The National Coalition of Anti-Violence Programs (NCAVP) welcomes the progress made Thursday, July 22nd, when the United States Senate added the Hate Crime Prevention Act (HCPA) to a larger appropriations bill. HCPA would extend Federal protections in hate violence incidents when sexual orientation, gender and disability motivate them. This highly supported, bipartisan measure puts the full protection of all Americans one step closer to becoming a reality -- regardless of any person's race, color, religion, national origin, disability, gender or sexual orientation.
"While the Senate's action moves this bill closer to becoming law, the road to ultimate success for these efforts still stretches before us," said Jeffrey Montgomery, NCAVP Steering Committee member and Executive Director of Michigan's Triangle Foundation. "The significance of continued forward movement on this legislation can not be understated. It is imperative that the House of Representatives now follow the Senate's lead and make HCPA the law of the land"
A second, narrower, "hate crime" measure offered by Utah Republican Orrin Hatch was also passed in the Senate. The Hatch measure specifically does not include protection for crimes based on sexual orientation, gender or disability.

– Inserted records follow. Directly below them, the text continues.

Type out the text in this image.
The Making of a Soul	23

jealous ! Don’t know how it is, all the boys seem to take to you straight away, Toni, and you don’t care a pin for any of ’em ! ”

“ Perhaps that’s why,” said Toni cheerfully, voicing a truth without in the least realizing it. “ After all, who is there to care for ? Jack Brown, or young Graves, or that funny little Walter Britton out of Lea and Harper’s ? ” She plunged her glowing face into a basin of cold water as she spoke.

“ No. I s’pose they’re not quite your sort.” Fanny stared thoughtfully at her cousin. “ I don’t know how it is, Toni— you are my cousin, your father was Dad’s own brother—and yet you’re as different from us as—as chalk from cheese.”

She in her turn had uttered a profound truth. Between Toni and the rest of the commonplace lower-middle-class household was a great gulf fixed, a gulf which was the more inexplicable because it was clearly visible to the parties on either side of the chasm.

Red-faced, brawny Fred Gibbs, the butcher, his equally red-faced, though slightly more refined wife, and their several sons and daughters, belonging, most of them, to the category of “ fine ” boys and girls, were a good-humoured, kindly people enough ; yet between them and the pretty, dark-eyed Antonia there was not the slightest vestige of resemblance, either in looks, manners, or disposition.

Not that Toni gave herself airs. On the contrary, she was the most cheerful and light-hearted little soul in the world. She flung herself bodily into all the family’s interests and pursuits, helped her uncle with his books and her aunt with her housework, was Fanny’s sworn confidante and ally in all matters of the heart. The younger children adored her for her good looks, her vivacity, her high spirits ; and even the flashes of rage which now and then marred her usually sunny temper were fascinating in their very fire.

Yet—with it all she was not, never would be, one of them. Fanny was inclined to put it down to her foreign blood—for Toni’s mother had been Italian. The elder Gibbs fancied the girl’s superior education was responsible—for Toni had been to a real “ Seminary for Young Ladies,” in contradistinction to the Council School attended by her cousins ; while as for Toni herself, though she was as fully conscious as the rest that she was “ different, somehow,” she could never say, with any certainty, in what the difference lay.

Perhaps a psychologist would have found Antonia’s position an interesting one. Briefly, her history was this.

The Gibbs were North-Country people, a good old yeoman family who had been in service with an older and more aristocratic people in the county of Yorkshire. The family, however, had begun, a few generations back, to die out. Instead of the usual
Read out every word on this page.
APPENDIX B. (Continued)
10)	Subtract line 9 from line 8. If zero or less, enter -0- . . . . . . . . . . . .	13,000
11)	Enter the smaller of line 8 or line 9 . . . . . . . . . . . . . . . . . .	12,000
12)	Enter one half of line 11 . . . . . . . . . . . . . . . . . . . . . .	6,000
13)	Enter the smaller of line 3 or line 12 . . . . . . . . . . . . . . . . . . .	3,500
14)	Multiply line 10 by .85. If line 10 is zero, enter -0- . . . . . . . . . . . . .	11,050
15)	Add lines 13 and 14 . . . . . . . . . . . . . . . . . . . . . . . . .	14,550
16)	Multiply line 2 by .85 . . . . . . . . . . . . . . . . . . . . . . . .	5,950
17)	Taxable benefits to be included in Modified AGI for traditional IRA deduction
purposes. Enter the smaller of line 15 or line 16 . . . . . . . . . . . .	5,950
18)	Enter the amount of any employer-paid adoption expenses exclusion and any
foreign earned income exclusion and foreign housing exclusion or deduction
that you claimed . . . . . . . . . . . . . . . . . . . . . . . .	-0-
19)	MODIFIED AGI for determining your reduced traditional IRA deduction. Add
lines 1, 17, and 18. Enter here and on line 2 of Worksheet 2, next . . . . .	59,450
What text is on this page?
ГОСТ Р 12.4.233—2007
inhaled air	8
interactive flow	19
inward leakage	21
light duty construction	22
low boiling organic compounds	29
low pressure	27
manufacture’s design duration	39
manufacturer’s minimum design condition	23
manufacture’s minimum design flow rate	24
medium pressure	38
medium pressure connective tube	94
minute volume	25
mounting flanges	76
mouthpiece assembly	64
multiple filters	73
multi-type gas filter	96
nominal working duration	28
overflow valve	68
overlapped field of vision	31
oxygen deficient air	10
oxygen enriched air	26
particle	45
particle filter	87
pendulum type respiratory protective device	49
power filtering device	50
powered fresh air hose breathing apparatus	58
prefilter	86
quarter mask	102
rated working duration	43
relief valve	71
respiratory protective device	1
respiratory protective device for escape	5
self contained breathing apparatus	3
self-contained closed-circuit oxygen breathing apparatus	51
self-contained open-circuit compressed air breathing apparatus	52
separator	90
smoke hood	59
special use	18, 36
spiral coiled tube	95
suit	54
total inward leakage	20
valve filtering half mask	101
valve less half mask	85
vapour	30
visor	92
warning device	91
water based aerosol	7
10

"The second measure is a real hatchet job, hacking-out three of the most significant motivations for the bill in the first place," said Richard Haymes, another NCAVP Steering Committee member and Executive Director of the New York City Gay & Lesbian Anti-Violence Project. "We are hopeful that in conference committee following House action, the proper focus and intent of this legislation will be restored. In light of the recent spate of highly publicized hate crimes, which include the dragging death of an African-American man in Jasper, Texas, the bludgeoning of a young gay white college student who was left to die tied to a fence in Wyoming, the shooting rampage of a white supremacist in Chicago, and the fire bombing of synagogues and double murder of two gay men by two white supremacist brothers in California, we are trusting that bipartisanship will continue in this matter, and that a truly protective law will be passed."